Verónica Bicecci había sacado las fotos de La Compañía como un reclamo, una denuncia ecológica. Escuchó a los animales, al paisaje, a las ruinas y los testimonios para unir todos estos elementos y crear esta especie de instalación literaria visual.

Este trabajo no funciona por sí solo, se acompaña de el “vocabulario b” que Gerber Bicecci realizó en conjunto con niños de México. Todos inventaron nuevas palabras para describir el futuro que aún no existe.

https://ejatlas.org/conflict/waste-nuevomercurio-zacatecas-mexico

Al final del camino, tal como sucedió en Nuevo Mercurio, era necesario reconstruir. El talento de Verónica se reúne en la escritura y fue ahí donde encontró un nicho especial e importante para crear e imaginar otros mundos.
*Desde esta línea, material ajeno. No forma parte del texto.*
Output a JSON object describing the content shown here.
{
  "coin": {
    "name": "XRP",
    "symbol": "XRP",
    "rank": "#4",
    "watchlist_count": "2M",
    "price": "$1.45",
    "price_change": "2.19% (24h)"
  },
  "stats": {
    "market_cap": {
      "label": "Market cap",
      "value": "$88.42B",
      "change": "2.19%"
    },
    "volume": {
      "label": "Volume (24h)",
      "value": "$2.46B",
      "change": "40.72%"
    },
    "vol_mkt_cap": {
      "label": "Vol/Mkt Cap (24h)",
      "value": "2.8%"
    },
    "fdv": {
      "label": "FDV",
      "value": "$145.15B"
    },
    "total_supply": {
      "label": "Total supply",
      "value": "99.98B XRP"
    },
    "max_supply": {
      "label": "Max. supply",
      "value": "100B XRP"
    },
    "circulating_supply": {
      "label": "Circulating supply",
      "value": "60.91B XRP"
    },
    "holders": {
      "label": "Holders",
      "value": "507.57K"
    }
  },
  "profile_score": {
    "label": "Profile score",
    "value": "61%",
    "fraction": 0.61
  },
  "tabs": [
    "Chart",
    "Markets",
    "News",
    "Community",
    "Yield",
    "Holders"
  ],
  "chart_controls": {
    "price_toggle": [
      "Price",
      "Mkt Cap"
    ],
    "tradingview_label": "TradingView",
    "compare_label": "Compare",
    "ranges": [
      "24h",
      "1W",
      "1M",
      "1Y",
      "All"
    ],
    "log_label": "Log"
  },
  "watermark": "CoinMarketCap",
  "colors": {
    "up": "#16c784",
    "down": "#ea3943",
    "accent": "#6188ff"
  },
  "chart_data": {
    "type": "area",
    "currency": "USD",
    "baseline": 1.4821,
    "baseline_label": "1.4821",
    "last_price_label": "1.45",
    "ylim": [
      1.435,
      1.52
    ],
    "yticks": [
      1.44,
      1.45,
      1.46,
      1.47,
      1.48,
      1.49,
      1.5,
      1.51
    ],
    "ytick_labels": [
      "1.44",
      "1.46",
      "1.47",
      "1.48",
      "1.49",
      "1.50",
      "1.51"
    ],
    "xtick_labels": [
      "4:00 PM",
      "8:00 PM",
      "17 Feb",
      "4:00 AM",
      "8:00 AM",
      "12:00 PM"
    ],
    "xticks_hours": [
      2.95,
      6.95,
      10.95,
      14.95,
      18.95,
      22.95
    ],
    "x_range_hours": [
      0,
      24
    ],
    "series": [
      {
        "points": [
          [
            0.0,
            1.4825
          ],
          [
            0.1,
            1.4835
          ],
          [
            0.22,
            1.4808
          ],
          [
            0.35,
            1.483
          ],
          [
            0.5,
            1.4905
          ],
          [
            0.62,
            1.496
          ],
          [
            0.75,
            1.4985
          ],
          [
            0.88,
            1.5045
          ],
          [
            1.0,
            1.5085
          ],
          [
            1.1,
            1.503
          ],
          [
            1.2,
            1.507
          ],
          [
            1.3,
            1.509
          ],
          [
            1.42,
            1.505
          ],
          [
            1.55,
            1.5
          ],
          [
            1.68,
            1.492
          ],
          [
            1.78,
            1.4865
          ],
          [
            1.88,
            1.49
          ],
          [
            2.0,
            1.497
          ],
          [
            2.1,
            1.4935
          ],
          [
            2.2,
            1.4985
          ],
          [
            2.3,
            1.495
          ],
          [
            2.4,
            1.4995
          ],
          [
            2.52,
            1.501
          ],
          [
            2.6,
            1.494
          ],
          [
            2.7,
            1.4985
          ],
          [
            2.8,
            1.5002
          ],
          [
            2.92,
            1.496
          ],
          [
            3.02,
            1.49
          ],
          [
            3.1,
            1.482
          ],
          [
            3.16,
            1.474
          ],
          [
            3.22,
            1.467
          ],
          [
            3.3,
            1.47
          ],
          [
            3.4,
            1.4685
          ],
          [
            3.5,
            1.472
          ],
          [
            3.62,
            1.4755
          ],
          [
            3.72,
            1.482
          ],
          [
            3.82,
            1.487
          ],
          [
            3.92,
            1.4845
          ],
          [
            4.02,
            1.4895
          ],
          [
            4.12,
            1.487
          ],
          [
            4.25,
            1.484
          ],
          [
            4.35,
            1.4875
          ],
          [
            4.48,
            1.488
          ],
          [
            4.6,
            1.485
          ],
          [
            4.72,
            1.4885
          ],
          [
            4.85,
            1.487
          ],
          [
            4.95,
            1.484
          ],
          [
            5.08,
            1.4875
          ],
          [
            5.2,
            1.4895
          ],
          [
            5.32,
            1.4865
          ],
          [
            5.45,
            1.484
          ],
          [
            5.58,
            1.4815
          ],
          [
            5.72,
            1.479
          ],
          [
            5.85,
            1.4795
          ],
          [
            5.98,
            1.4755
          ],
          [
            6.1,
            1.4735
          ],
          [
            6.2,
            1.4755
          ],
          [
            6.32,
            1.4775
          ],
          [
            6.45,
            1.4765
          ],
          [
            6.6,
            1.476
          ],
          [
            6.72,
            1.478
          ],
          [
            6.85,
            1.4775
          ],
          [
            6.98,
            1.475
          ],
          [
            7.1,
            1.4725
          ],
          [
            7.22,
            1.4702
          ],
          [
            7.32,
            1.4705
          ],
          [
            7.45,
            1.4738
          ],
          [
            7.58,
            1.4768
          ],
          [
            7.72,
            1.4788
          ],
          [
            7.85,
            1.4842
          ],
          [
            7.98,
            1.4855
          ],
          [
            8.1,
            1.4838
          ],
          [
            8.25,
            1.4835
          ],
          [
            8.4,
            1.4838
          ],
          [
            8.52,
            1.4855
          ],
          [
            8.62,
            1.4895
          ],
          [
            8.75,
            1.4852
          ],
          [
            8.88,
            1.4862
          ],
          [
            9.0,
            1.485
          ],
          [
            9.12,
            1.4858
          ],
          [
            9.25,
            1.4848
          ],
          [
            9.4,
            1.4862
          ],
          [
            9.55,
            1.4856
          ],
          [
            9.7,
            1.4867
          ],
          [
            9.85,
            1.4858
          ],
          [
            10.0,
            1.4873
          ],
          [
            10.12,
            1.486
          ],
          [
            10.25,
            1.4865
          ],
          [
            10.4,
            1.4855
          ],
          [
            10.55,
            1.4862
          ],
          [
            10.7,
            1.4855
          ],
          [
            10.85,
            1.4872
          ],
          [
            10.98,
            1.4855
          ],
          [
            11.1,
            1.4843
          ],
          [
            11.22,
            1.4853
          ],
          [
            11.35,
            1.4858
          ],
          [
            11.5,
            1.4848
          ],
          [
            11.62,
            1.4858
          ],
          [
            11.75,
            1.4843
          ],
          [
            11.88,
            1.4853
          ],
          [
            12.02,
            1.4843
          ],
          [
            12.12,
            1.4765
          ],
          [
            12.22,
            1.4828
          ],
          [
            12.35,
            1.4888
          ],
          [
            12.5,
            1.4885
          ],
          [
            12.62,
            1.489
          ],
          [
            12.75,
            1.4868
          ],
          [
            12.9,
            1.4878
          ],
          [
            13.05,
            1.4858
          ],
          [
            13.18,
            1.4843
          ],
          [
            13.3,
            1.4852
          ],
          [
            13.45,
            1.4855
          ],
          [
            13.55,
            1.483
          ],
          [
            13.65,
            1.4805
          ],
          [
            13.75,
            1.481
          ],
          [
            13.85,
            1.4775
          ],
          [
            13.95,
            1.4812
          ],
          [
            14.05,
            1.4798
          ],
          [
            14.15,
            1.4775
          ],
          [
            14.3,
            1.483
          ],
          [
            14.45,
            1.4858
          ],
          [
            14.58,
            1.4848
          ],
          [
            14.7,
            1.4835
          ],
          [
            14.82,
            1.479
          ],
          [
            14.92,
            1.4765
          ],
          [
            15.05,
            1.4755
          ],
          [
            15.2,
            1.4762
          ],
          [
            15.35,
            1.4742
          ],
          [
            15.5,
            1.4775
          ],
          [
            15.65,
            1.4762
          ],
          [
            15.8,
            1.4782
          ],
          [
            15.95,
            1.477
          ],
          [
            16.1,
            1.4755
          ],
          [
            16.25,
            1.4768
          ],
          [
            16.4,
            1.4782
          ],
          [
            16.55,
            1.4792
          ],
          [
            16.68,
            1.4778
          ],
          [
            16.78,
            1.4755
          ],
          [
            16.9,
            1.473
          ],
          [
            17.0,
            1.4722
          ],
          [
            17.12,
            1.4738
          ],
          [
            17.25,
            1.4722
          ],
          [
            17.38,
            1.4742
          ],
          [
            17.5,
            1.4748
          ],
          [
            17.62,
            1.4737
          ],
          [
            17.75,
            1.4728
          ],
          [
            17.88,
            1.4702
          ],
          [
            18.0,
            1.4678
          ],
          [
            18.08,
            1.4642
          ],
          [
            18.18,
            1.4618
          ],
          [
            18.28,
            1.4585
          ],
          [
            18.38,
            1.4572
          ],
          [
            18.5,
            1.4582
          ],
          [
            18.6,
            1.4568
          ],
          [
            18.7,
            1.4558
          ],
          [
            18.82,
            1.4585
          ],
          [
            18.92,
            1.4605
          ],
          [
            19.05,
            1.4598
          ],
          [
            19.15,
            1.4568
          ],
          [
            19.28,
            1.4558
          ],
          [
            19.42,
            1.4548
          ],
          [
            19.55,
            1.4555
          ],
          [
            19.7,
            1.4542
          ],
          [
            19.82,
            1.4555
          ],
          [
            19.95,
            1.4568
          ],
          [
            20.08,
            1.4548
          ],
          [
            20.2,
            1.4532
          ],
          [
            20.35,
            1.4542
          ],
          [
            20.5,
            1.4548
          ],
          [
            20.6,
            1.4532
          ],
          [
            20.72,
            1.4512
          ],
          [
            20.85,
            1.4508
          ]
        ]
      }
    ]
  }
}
El lenguaje y sus poemas son ahora herramientas para cuestionar los escenarios de hoy y de mañana. Las fotos, aunque pueden hablar por sí solas, junto a la escritura permiten generar visiones jamás propuestas.

La poesía documental se levanta como el lenguaje que ha elegido Verónica Gerber Bicecci para narrar la fascinante y violenta historia de minería en Nuevo Mercurio. Sin embargo, al final de sus palabras nos deja un agudo sabor a subordinación colonial que, después de todo, sigue revelando el dolor colectivo de una región sometida.